Exploration-Exploitation Dilemma

At each timestep the agent has to make the decision to either explore the environment or to exploit the current knowledge about the environment. The problem that the agent faces when deciding between the two options is the so called exploration-exploitation dilemma.

Info

The agent can either explore the environment or exploit the already accumulated knowledge. The exploration-exploitation dilemma describes the fact that the agent can not do both at the same time.

On the one hand the agent aims to get the highest sum of rewards that is achievable based on the current knowledge - it wants to exploit. On the other hand in order to find a sequence of actions which lead to a higher sum of rewards the agent needs to explore the environment. The dilemma is the fact that the agent can not do both at the same time. At each single step the agent either explores or exploits.

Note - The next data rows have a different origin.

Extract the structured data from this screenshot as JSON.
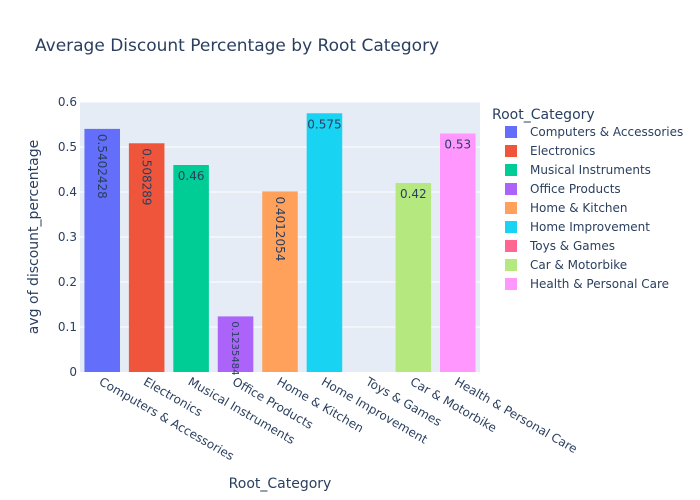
{
  "chart_data": {
    "type": "bar",
    "title": "Average Discount Percentage by Root Category",
    "xlabel": "Root_Category",
    "ylabel": "avg of discount_percentage",
    "ylim": [
      0,
      0.6
    ],
    "yticks": [
      "0",
      "0.1",
      "0.2",
      "0.3",
      "0.4",
      "0.5",
      "0.6"
    ],
    "grid": true,
    "legend_title": "Root_Category",
    "legend_position": "right",
    "categories": [
      "Computers & Accessories",
      "Electronics",
      "Musical Instruments",
      "Office Products",
      "Home & Kitchen",
      "Home Improvement",
      "Toys & Games",
      "Car & Motorbike",
      "Health & Personal Care"
    ],
    "values": [
      0.5402428,
      0.508289,
      0.46,
      0.1235484,
      0.4012054,
      0.575,
      0,
      0.42,
      0.53
    ],
    "data_labels": [
      "0.5402428",
      "0.508289",
      "0.46",
      "0.1235484",
      "0.4012054",
      "0.575",
      "",
      "0.42",
      "0.53"
    ],
    "colors": [
      "#636efa",
      "#EF553B",
      "#00cc96",
      "#ab63fa",
      "#FFA15A",
      "#19d3f3",
      "#FF6692",
      "#B6E880",
      "#FF97FF"
    ]
  }
}
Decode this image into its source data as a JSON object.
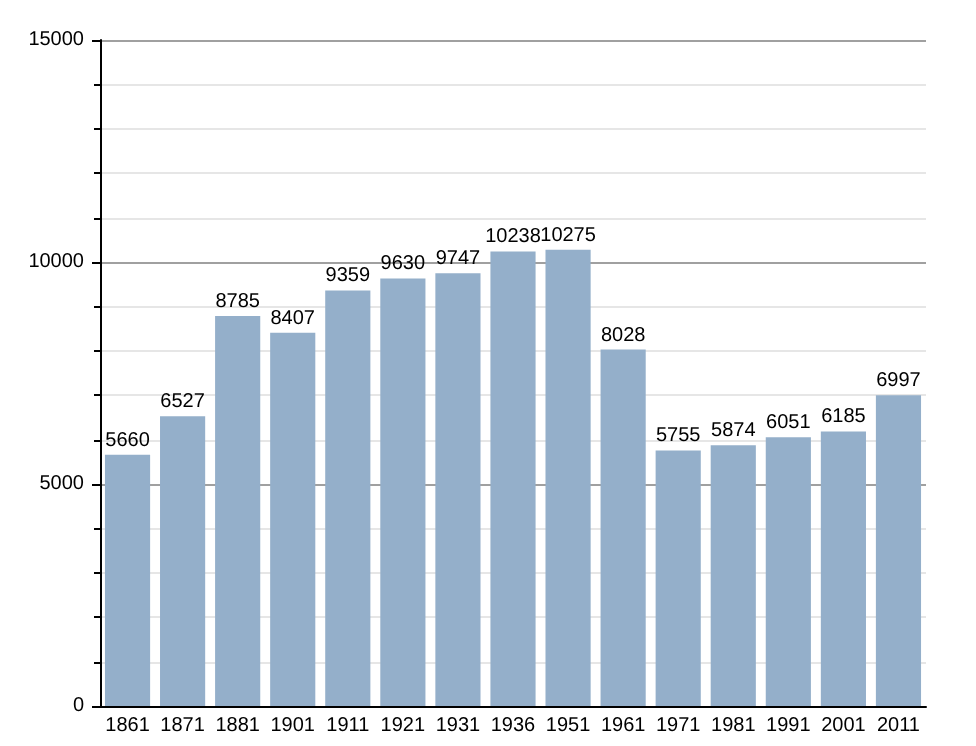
{
  "chart_data": {
    "type": "bar",
    "categories": [
      "1861",
      "1871",
      "1881",
      "1901",
      "1911",
      "1921",
      "1931",
      "1936",
      "1951",
      "1961",
      "1971",
      "1981",
      "1991",
      "2001",
      "2011"
    ],
    "values": [
      5660,
      6527,
      8785,
      8407,
      9359,
      9630,
      9747,
      10238,
      10275,
      8028,
      5755,
      5874,
      6051,
      6185,
      6997
    ],
    "color": "#94afca",
    "ylim": [
      0,
      15000
    ],
    "yticks": [
      0,
      5000,
      10000,
      15000
    ],
    "grid": "y",
    "data_labels": true
  }
}
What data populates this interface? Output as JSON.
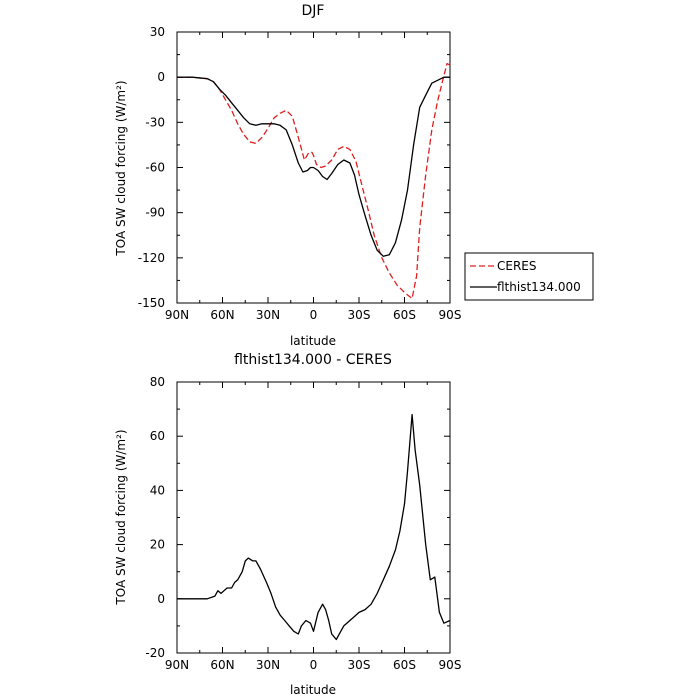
{
  "chart_data": [
    {
      "type": "line",
      "title": "DJF",
      "xlabel": "latitude",
      "ylabel": "TOA SW cloud forcing (W/m²)",
      "xlim": [
        90,
        -90
      ],
      "ylim": [
        -150,
        30
      ],
      "xticks": [
        90,
        60,
        30,
        0,
        -30,
        -60,
        -90
      ],
      "xtick_labels": [
        "90N",
        "60N",
        "30N",
        "0",
        "30S",
        "60S",
        "90S"
      ],
      "yticks": [
        -150,
        -120,
        -90,
        -60,
        -30,
        0,
        30
      ],
      "ytick_labels": [
        "-150",
        "-120",
        "-90",
        "-60",
        "-30",
        "0",
        "30"
      ],
      "grid": false,
      "legend_placement": "right",
      "series": [
        {
          "name": "CERES",
          "color": "#e02020",
          "dash": "dashed",
          "x": [
            90,
            80,
            70,
            66,
            62,
            58,
            54,
            50,
            46,
            42,
            38,
            34,
            30,
            26,
            22,
            18,
            14,
            10,
            6,
            3,
            1,
            0,
            -2,
            -5,
            -8,
            -12,
            -16,
            -20,
            -24,
            -28,
            -32,
            -36,
            -40,
            -45,
            -50,
            -55,
            -60,
            -65,
            -68,
            -70,
            -74,
            -78,
            -82,
            -85,
            -88,
            -90
          ],
          "y": [
            0,
            0,
            -1,
            -3,
            -8,
            -15,
            -22,
            -31,
            -38,
            -43,
            -44,
            -40,
            -34,
            -27,
            -24,
            -22,
            -26,
            -40,
            -55,
            -50,
            -50,
            -52,
            -58,
            -60,
            -59,
            -55,
            -48,
            -46,
            -48,
            -56,
            -72,
            -88,
            -105,
            -120,
            -130,
            -138,
            -143,
            -147,
            -132,
            -100,
            -65,
            -35,
            -15,
            -3,
            9,
            8
          ]
        },
        {
          "name": "flthist134.000",
          "color": "#000000",
          "dash": "solid",
          "x": [
            90,
            80,
            70,
            66,
            62,
            58,
            54,
            50,
            46,
            42,
            38,
            34,
            30,
            26,
            22,
            18,
            14,
            10,
            7,
            4,
            2,
            0,
            -3,
            -6,
            -9,
            -12,
            -16,
            -20,
            -24,
            -27,
            -30,
            -34,
            -38,
            -42,
            -46,
            -50,
            -54,
            -58,
            -62,
            -66,
            -70,
            -74,
            -78,
            -82,
            -86,
            -90
          ],
          "y": [
            0,
            0,
            -1,
            -3,
            -8,
            -12,
            -17,
            -22,
            -27,
            -31,
            -32,
            -31,
            -31,
            -31,
            -32,
            -35,
            -45,
            -57,
            -63,
            -62,
            -60,
            -60,
            -62,
            -66,
            -68,
            -64,
            -58,
            -55,
            -57,
            -65,
            -78,
            -92,
            -105,
            -115,
            -119,
            -118,
            -110,
            -95,
            -75,
            -45,
            -20,
            -12,
            -4,
            -2,
            0,
            0
          ]
        }
      ]
    },
    {
      "type": "line",
      "title": "flthist134.000 - CERES",
      "xlabel": "latitude",
      "ylabel": "TOA SW cloud forcing (W/m²)",
      "xlim": [
        90,
        -90
      ],
      "ylim": [
        -20,
        80
      ],
      "xticks": [
        90,
        60,
        30,
        0,
        -30,
        -60,
        -90
      ],
      "xtick_labels": [
        "90N",
        "60N",
        "30N",
        "0",
        "30S",
        "60S",
        "90S"
      ],
      "yticks": [
        -20,
        0,
        20,
        40,
        60,
        80
      ],
      "ytick_labels": [
        "-20",
        "0",
        "20",
        "40",
        "60",
        "80"
      ],
      "grid": false,
      "series": [
        {
          "color": "#000000",
          "dash": "solid",
          "x": [
            90,
            80,
            70,
            65,
            63,
            61,
            59,
            57,
            54,
            52,
            50,
            47,
            45,
            43,
            40,
            38,
            35,
            31,
            28,
            25,
            22,
            19,
            16,
            13,
            10,
            8,
            5,
            2,
            0,
            -3,
            -6,
            -8,
            -10,
            -12,
            -15,
            -18,
            -20,
            -24,
            -28,
            -30,
            -34,
            -38,
            -42,
            -46,
            -50,
            -54,
            -57,
            -60,
            -62,
            -65,
            -67,
            -70,
            -74,
            -77,
            -80,
            -83,
            -86,
            -90
          ],
          "y": [
            0,
            0,
            0,
            1,
            3,
            2,
            3,
            4,
            4,
            6,
            7,
            10,
            14,
            15,
            14,
            14,
            11,
            6,
            2,
            -3,
            -6,
            -8,
            -10,
            -12,
            -13,
            -10,
            -8,
            -9,
            -12,
            -5,
            -2,
            -4,
            -8,
            -13,
            -15,
            -12,
            -10,
            -8,
            -6,
            -5,
            -4,
            -2,
            2,
            7,
            12,
            18,
            25,
            35,
            47,
            68,
            55,
            42,
            20,
            7,
            8,
            -5,
            -9,
            -8
          ]
        }
      ]
    }
  ]
}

Exploration in Deterministic Environments

Info

Deterministic Environment: Given the same state of the environment and the same action by the agent the next state and the corresponding reward are always the same.

The grid environment we covered so far was deterministic. We assumed that there is no uncertainty and given the same circumstances the outcome would be the same. For example whenever the agent chose the action to go right in the first state the environment transitioned in such a way that the circle moved actually move right. Each and every single time. Yet even in a deterministic environment the agent has to explore in order to find the optimal sequence of actions.

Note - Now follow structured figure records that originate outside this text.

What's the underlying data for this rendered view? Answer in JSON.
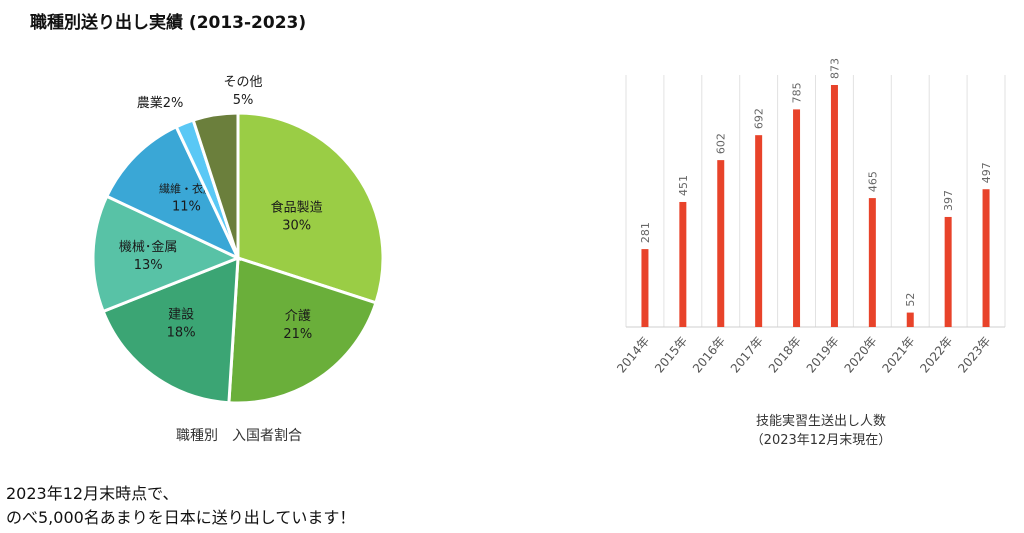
{
  "page_title": "職種別送り出し実績 (2013-2023)",
  "pie_caption": "職種別　入国者割合",
  "bar_caption_line1": "技能実習生送出し人数",
  "bar_caption_line2": "（2023年12月末現在）",
  "footer": {
    "line1": "2023年12月末時点で、",
    "line2": "のべ5,000名あまりを日本に送り出しています！"
  },
  "chart_data": [
    {
      "type": "pie",
      "title": "職種別　入国者割合",
      "slices": [
        {
          "label": "食品製造",
          "value": 30,
          "pct": "30%",
          "color": "#9ACD45"
        },
        {
          "label": "介護",
          "value": 21,
          "pct": "21%",
          "color": "#6AAF3A"
        },
        {
          "label": "建設",
          "value": 18,
          "pct": "18%",
          "color": "#3BA574"
        },
        {
          "label": "機械･金属",
          "value": 13,
          "pct": "13%",
          "color": "#58C2A6"
        },
        {
          "label": "繊維・衣服",
          "value": 11,
          "pct": "11%",
          "color": "#3AA7D6"
        },
        {
          "label": "農業",
          "value": 2,
          "pct": "2%",
          "color": "#5AC8F5"
        },
        {
          "label": "その他",
          "value": 5,
          "pct": "5%",
          "color": "#6B7F3C"
        }
      ]
    },
    {
      "type": "bar",
      "title": "技能実習生送出し人数",
      "subtitle": "（2023年12月末現在）",
      "categories": [
        "2014年",
        "2015年",
        "2016年",
        "2017年",
        "2018年",
        "2019年",
        "2020年",
        "2021年",
        "2022年",
        "2023年"
      ],
      "values": [
        281,
        451,
        602,
        692,
        785,
        873,
        465,
        52,
        397,
        497
      ],
      "ylim": [
        0,
        873
      ],
      "bar_color": "#E8432A",
      "grid": true
    }
  ]
}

The grid world below shows an agent which has discovered the shortest route from the starting position to the goal position (triangle). At each timestep the agent earns a negative reward of -1. Once the agent reaches the goal, the environment gives a positive feedback of +1 reward and the game restarts. Generally the agent might keep taking the same path to reach the triangle, but if it kept exploring the environment it could discover that there is actually a big reward of +10 in the bottom right corner. The agent could pick up the reward first and then keep moving towards the goal. The high reward would make up for the additional few steps. In this deterministic example exploration would enable the agent to learn a strategy with a higher sum of rewards.

-1 -1 -1 -1 -1 -1 -1 -1 -1 -1 0 0 0 -1 -1 -1 -1 -1 -1 -1 1 -1 -1 -1 10

Exploration in Stochastic Environments

Info

Stochastic Environment: Given the same state of the environment and the same action by the agent, the next state and the corresponding reward are calculated using a probability distribution.

Most of the environments (or the real world for that matter) are not deterministic, they are stochastic. That means that the next state and reward are calculated based on a probability distribution. That means that given the same state and action, the next state and rewards are not going to be consistent.

As in the previous examples the agent above is already trained and tries to follow the shortest route. The grid world on the other hand represents a stochastic environment. The environment transitions into the desired state of the agent with the probability of 50%. With the probability of 50% the direction is chosen randomly (this might also include the desired direction). For an untrained agent this makes the job of finding the shortest route a lot more complex. The agent does not know exactly how the distribution of the environment looks like. Therefore the agent has to explore and to determine the path that leads to the highest sum of rewards in expectation.

Info

The goal of the agent is to maximize the expected sum of rewards.

In stochastic environments the agent has to maximize the expected sum of rewards. Intuitively speaking that means that the agent has to choose the strategy that would give him the largest sum of rewards if the agent played an infinite number of games.